Medical statistics is a fundamental scientific component of health research. Medical statisticians interact with biomedical researchers, epidemiologists and public health professionals and contribute to the effective translation of scientific research into patient benefits and clinical decision-making. As new biomedical problems emerge, there are exciting challenges in the application of existing tools and the development of new superior models.
The UCL Medical Statistics degree provides students with a sound background in theoretical statistics as well as practical hands-on experience in designing, analysing and interpreting health studies, including trials and observational studies. The taught component equips students with analytical tools for health care economic evaluation, and the research project provides experience in using real clinical datasets.
Students undertake modules to the value of 180 credits.
The programme consists of a foundation course, six core modules (90 credits) two optional modules (30 credits) and the research dissertation (60 credits).
-Foundation Course (not credit bearing)
-Statistical Models and Data Analysis
-Medical Statistics I
-Medical Statistics II
-Applied Bayesian Methods
Optional modules - at least one from:
-Statistics for Interpreting Genetic Data
-Bayesian Methods in Health Economics
and at least one from:
-Statistical Design of Investigations
All MSc students undertake an individual research project, culminating in a dissertation of approximately 10,000–12,000 words.
Teaching and learning
The programme is delivered through a combination of lectures, tutorials and classes, some of which are dedicated to practical work. External organisations deliver technical lectures and seminars where possible. Assessment is through written examination and coursework. The research project is assessed through the dissertation and a 15-minute presentation.
Workshops running during the teaching terms provide preparation for this project and cover the communication of statistics, for example, the presentation of statistical graphs and tables.
Medical statisticians enable the application of the best possible quantitative methods in health research and assist in the reliable translation of research findings to public and patients’ health care.

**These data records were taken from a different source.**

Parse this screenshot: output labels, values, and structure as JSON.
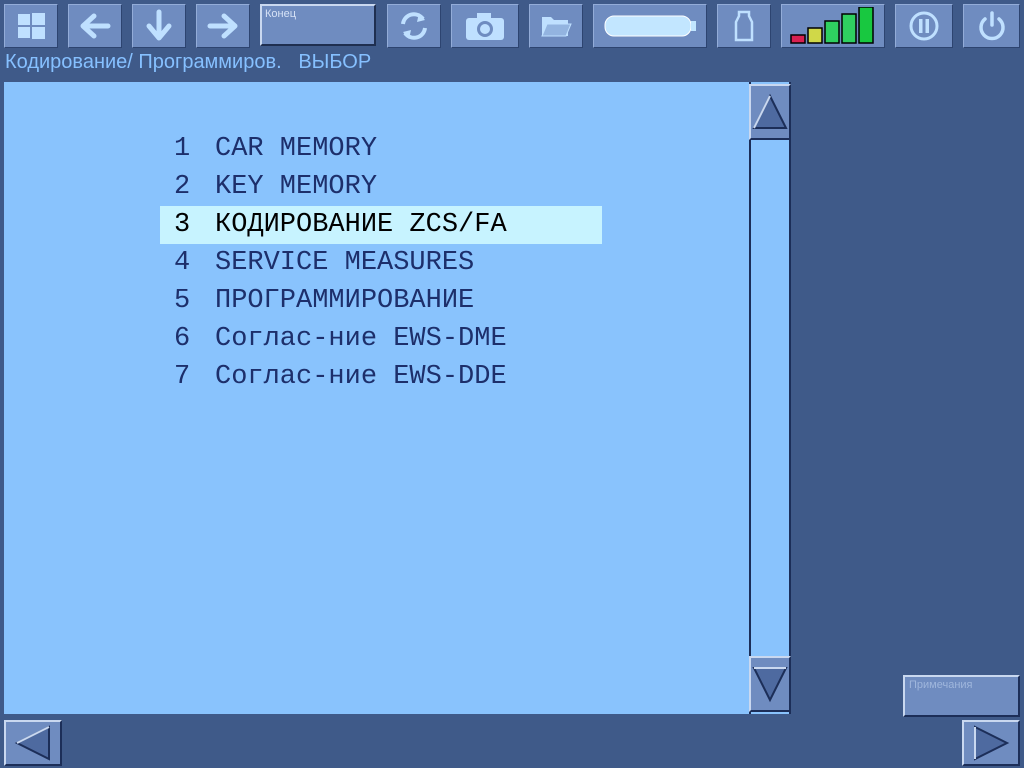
{
  "toolbar": {
    "icons": [
      "windows-icon",
      "arrow-left-icon",
      "arrow-down-icon",
      "arrow-right-icon",
      "refresh-icon",
      "camera-icon",
      "folder-icon",
      "battery-icon",
      "connector-icon",
      "signal-icon",
      "pause-icon",
      "power-icon"
    ],
    "end_label": "Конец",
    "signal_level": 5,
    "signal_colors": [
      "#d82050",
      "#d0d848",
      "#2fd060",
      "#2fd060",
      "#18c840"
    ]
  },
  "breadcrumb": "Кодирование/ Программиров.   ВЫБОР",
  "menu": {
    "selected_index": 2,
    "items": [
      {
        "num": "1",
        "label": "CAR MEMORY"
      },
      {
        "num": "2",
        "label": "KEY MEMORY"
      },
      {
        "num": "3",
        "label": "КОДИРОВАНИЕ ZCS/FA"
      },
      {
        "num": "4",
        "label": "SERVICE MEASURES"
      },
      {
        "num": "5",
        "label": "ПРОГРАММИРОВАНИЕ"
      },
      {
        "num": "6",
        "label": "Соглас-ние EWS-DME"
      },
      {
        "num": "7",
        "label": "Соглас-ние EWS-DDE"
      }
    ]
  },
  "notes_label": "Примечания",
  "colors": {
    "background": "#3f5a89",
    "panel": "#89c3fd",
    "button": "#6f8cc0",
    "selection": "#c7f3ff",
    "text": "#1d2f6b"
  }
}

The National Institute of Health Research (NIHR) has identified Medical Statistics as one of the priority areas in their capacity building strategy and has awarded UCL two studentships annually for this MSc.

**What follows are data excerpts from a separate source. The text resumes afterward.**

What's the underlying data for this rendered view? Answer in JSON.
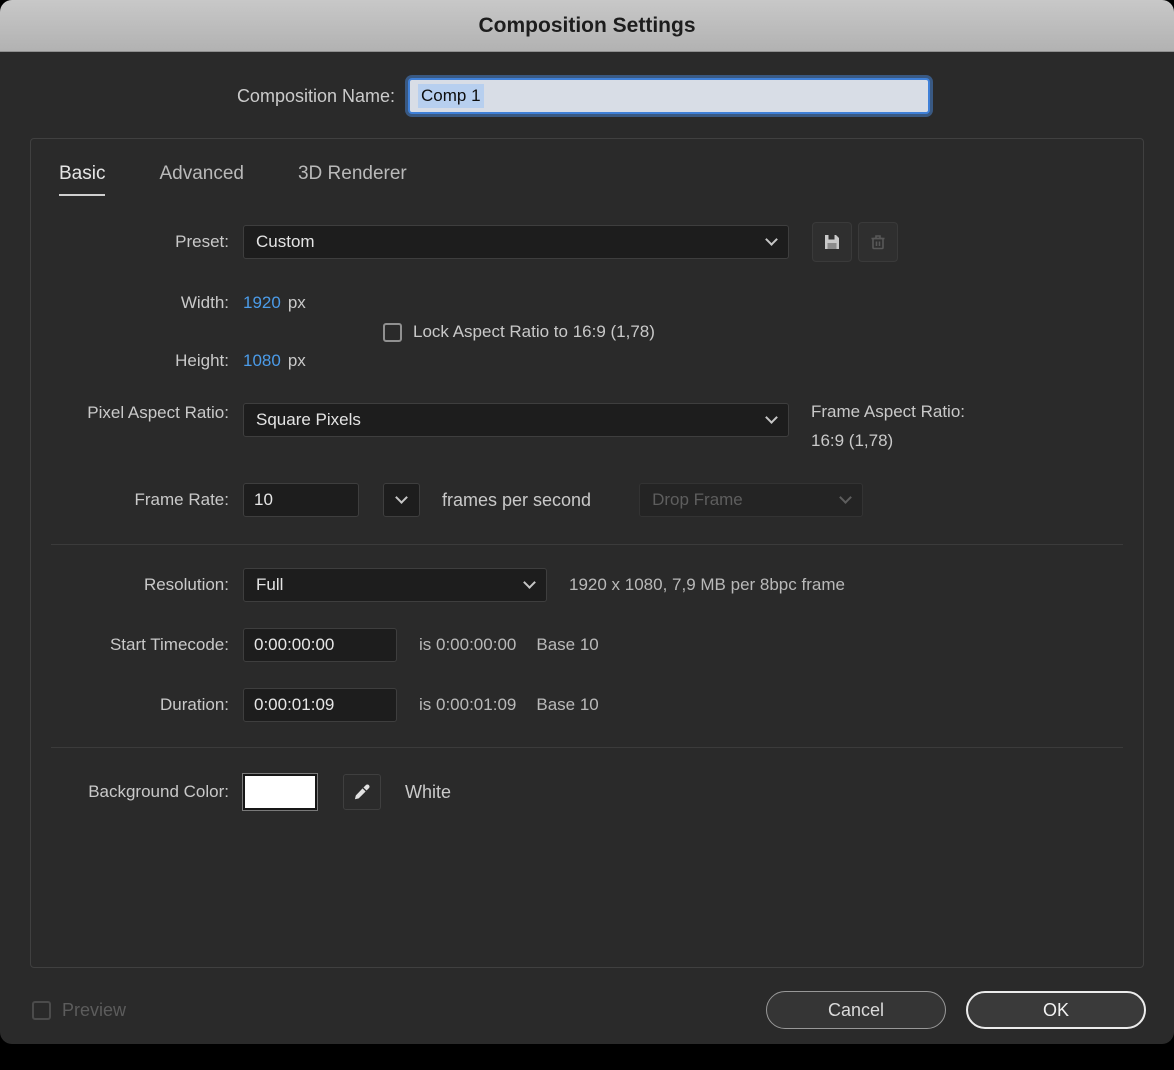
{
  "dialog": {
    "title": "Composition Settings",
    "composition_name": {
      "label": "Composition Name:",
      "value": "Comp 1"
    },
    "tabs": [
      {
        "label": "Basic"
      },
      {
        "label": "Advanced"
      },
      {
        "label": "3D Renderer"
      }
    ],
    "active_tab": "Basic",
    "preset": {
      "label": "Preset:",
      "value": "Custom"
    },
    "dimensions": {
      "width": {
        "label": "Width:",
        "value": "1920",
        "unit": "px"
      },
      "height": {
        "label": "Height:",
        "value": "1080",
        "unit": "px"
      },
      "lock_aspect": {
        "label": "Lock Aspect Ratio to 16:9 (1,78)",
        "checked": false
      }
    },
    "pixel_aspect_ratio": {
      "label": "Pixel Aspect Ratio:",
      "value": "Square Pixels"
    },
    "frame_aspect_ratio": {
      "label": "Frame Aspect Ratio:",
      "value": "16:9 (1,78)"
    },
    "frame_rate": {
      "label": "Frame Rate:",
      "value": "10",
      "suffix": "frames per second",
      "timecode_style": "Drop Frame",
      "timecode_style_enabled": false
    },
    "resolution": {
      "label": "Resolution:",
      "value": "Full",
      "info": "1920 x 1080, 7,9 MB per 8bpc frame"
    },
    "start_timecode": {
      "label": "Start Timecode:",
      "value": "0:00:00:00",
      "equivalent": "is 0:00:00:00",
      "base": "Base 10"
    },
    "duration": {
      "label": "Duration:",
      "value": "0:00:01:09",
      "equivalent": "is 0:00:01:09",
      "base": "Base 10"
    },
    "background_color": {
      "label": "Background Color:",
      "color": "#ffffff",
      "color_name": "White"
    },
    "footer": {
      "preview_label": "Preview",
      "preview_checked": false,
      "cancel_label": "Cancel",
      "ok_label": "OK"
    }
  },
  "colors": {
    "hot_text_blue": "#4b9be8",
    "selection_highlight": "#b7cfef",
    "focus_ring": "#3f80d8",
    "background_swatch": "#ffffff"
  }
}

Top career destinations for this degree:
-Graduate Bio-Statistician, PRA International
-Statistical and Epidemiological Modeller, University of Oxford
-Biostatistician, Boehringer Ingelheim
-PhD Statistical Science, University College London
There is an acute shortage of medical statisticians in the UK and employment opportunities are excellent. Recent graduates from this programme have been employed by clinical trials units, pharmaceutical industry, NHS trusts and Universities (e.g. London School of Hygiene and Tropical Medicine, UCL).
Why study this degree at UCL?
One of the strengths of UCL Statistical Science is the breadth of expertise on offer; the research interests of staff span the full range from foundations to applications, and make important original contributions to the development of statistical science.
UCL is linked with four NHS hospital trusts and hosts three biomedical research centres, four clinical trial units and an Institute of Clinical Trials and Methodology. Established links between the Department of Statistical Science, the NIHR UCLH/UCL Biomedical Research Centre and the Clinical Trial Units provide high-quality biomedical projects for Master's students and opportunities for excellent postgraduate teaching and medical research.
The programme has been accredited by the Royal Statistical Society. Graduates will automatically be granted the society's Graduate Statistician status on application.
A minimum of an upper second-class Bachelor's degree in a quantitative discipline from a UK university or an overseas qualification of an equivalent standard. Knowledge of mathematical methods and linear algebra at university level and familiarity with introductory probability and statistics is required. Relevant professional experience will also be taken into consideration.